Il Wto ha quantificato le tariffe che gli Usa possono legittimamente imporre verso l’Unione europea. Gli americani puntavano a superare quota 11 miliardi, ma alla fine è stata indicata la cifra di 7,5 miliardi. I dazi saranno del 10% sugli aerei commerciali e del 25% sugli altri beni industriali e agricoli. Ad essere tassate saranno le merci più disparate, come il vino francese, i prodotti agroalimentari italiani, il whiskey, i maglioni di cachemire.

I possibili impatti sul nostro export li ha stimati Coldiretti con queste parole: “Sono colpiti da dazi Usa del 25% le esportazioni agroalimentari Made in Italy per un valore di circa mezzo miliardo di euro con la presenza nella black list prodotti come Parmigiano Reggiano, Grana Padano, Pecorino e altri prodotti lattiero caseari, prosciutti di suini non domestici (esclusi dop), crostacei, molluschi agrumi, succhi e liquori mentre sono salvi gli elementi base della dieta mediterranea come olio extravergine di oliva, conserve di pomodoro, pasta e vino”.
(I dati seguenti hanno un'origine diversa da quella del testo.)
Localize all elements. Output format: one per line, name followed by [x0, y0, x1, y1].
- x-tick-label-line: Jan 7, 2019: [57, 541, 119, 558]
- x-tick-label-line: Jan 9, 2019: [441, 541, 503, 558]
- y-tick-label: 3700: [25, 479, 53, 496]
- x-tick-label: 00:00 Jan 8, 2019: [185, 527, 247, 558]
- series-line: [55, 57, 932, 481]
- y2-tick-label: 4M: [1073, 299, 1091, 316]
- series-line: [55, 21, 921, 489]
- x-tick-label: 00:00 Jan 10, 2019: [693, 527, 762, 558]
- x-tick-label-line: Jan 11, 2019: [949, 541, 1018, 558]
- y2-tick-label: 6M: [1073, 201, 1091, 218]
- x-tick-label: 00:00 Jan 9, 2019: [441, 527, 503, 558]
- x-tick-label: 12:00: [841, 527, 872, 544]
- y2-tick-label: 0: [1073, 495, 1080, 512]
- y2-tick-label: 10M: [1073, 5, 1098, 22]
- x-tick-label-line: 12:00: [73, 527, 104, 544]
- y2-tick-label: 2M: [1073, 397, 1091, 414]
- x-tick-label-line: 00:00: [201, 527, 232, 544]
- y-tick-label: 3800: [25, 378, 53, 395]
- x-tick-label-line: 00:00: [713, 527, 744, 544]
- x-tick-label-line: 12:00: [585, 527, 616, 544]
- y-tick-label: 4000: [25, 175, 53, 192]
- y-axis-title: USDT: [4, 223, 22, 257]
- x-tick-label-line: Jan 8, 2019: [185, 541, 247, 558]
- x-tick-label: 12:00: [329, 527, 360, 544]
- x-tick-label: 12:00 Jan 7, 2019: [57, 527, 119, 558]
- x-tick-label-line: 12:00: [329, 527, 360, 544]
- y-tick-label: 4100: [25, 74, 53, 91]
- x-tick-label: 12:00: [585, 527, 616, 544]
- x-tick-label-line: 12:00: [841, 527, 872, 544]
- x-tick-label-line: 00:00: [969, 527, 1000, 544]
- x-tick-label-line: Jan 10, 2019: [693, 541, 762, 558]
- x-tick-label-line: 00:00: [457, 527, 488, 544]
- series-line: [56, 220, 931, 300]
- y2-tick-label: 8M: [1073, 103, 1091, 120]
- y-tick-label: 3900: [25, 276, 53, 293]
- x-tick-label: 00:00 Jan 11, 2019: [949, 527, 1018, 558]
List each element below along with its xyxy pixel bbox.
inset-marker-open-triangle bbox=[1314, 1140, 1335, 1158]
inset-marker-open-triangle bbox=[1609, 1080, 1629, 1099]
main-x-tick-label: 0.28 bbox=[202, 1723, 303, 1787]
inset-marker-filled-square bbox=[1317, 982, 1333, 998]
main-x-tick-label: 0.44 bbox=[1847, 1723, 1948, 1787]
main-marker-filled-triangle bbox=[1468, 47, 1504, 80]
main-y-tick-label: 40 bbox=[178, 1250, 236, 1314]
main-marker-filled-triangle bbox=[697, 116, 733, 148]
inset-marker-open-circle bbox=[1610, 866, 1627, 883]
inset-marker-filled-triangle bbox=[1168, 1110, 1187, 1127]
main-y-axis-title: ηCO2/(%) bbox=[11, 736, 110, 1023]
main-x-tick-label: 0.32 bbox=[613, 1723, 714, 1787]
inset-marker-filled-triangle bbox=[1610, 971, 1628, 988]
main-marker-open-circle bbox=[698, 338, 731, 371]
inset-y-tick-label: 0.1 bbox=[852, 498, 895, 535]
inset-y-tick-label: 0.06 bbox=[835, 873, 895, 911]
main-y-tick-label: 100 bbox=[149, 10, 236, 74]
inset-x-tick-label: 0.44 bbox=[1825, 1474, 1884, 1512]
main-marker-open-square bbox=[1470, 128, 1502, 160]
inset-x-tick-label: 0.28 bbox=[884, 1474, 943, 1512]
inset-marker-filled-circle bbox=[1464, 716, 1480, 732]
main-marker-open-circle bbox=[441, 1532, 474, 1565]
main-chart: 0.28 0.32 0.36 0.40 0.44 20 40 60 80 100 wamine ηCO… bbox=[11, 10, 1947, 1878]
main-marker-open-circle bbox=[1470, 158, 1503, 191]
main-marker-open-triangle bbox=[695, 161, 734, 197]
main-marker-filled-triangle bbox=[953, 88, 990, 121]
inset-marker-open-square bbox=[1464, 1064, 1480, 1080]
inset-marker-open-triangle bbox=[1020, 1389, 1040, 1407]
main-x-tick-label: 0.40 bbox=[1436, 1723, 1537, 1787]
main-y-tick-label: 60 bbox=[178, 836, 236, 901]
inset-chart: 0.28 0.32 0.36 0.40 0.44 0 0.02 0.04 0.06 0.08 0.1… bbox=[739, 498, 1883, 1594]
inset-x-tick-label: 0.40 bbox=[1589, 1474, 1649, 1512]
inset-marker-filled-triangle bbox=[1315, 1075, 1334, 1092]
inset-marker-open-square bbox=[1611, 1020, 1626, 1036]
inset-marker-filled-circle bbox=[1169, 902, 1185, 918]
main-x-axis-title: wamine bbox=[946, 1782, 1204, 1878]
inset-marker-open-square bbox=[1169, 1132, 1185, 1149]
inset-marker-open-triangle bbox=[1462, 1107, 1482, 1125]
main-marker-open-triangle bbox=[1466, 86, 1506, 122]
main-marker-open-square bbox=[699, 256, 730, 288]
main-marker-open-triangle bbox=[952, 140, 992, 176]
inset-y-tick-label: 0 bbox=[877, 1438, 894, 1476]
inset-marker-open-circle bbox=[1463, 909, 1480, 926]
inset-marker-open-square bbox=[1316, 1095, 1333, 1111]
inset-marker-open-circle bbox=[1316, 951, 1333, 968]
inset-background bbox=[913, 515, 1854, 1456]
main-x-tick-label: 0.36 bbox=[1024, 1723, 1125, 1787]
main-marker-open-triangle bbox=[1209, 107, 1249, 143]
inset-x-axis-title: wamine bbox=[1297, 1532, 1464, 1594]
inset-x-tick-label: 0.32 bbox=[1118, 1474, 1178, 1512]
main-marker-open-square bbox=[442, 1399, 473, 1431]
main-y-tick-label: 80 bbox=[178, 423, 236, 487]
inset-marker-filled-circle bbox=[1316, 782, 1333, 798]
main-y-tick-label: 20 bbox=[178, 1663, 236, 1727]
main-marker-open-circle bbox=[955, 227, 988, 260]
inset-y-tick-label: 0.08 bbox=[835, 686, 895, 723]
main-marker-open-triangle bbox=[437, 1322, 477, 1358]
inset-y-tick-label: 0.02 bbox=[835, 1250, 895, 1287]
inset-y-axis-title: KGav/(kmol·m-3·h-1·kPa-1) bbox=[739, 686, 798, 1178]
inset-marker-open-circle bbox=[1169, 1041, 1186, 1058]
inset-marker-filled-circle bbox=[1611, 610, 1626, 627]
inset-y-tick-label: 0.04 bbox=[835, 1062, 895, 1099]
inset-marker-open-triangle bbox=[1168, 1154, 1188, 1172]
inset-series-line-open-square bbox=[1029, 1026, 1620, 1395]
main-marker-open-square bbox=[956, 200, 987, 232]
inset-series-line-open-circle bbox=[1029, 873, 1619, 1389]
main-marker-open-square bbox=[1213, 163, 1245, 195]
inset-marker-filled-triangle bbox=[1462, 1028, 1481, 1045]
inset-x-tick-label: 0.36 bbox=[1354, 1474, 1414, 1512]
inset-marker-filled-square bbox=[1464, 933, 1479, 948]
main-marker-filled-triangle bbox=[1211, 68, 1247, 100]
Il prezzo più alto lo pagheranno quindi i formaggi italiani “anche per le pressioni della lobby dell’industria casearia Usa (Ccfn) che ha recentemente scritto al presidente degli Stati Uniti Donald Trump per chiedere di imporre dazi alle importazioni dall’Europa”. Solo il Parmigiano Reggiano ed il Grana Padano hanno un valore export che è stato di 150 milioni di euro nel 2018 in aumento del 26%. Le tariffe doganali per le due aziende di fatto triplicheranno passando dal 15% al 40% sul valore del prodotto, con un rincaro dei prezzi di 40 – 45 euro al chilo, dal 18 ottobre quando i dazi saranno in vigore, con l’inevitabile crollo dei consumi, stimato nell’80-90% del totale. Il prezzo lo pagheranno, dunque, le aziende italiane ed europee, ma anche i consumatori americani.

“Sono salvi” invece la pasta, il vino, l’olio extravergine d’oliva e altri prodotti italiani molto esportati nel mondo come il San Daniele e la Mozzarella di bufala.

L’impatto sul nostro Pil

L’export rimane uno dei principali fattori trainanti dell’economia italiana. E’ aumentato del 16,9% dal 2008 al 2018 e oggi è l’Italia è la nona esportatrice al mondo. L’export italiano di beni e servizi oggi rappresenta circa il 32% del Pil e contribuisce a un saldo positivo della bilancia commerciale di 44 miliardi di euro, pari al 2,2% del Prodotto interno lordo.
Gli Stati Uniti importano il 9,2% delle nostre merci e sono il nostro terzo partner commercicale, dopo Germania (12,6%) e la Francia (12,5%).

L’impatto dei nuovi dazi americani sul Pil italiano è calcolato di almeno mezzo miliardo di euro, pari allo 0,05% del nostro Pil, una cifra apperentemente bassa, ma che bassa non è considerando che l’Italia cresce ogni anno di pochissimi decimali.

In risposta ai dazi statunitensi, a breve potrebbero arrivare dall’Ue altrettanti dazi su altri prodotti americani. Se il Wto ha dato il via libera agli Usa per aver visto la loro società perdere quote di mercato a causa di aiuti illegali dalla parte pubblica avversa, ora a pagare potrebbero essere gli Usa per gli aiuti a Boeing sui quali si sono concentrate le rimostranze europee. Intanto la Cina è pronta a far decollare i suoi aerei e il duopolio dei cieli potrebbe presto esser messo a rischio.

La reazione del premier Giuseppe Conte non si è fatta attendere. “Faremo i tutto per limitare i danni” ha detto Conte e questo “anche lavorando” all’interno dell’Unione per “prospettive compensative”.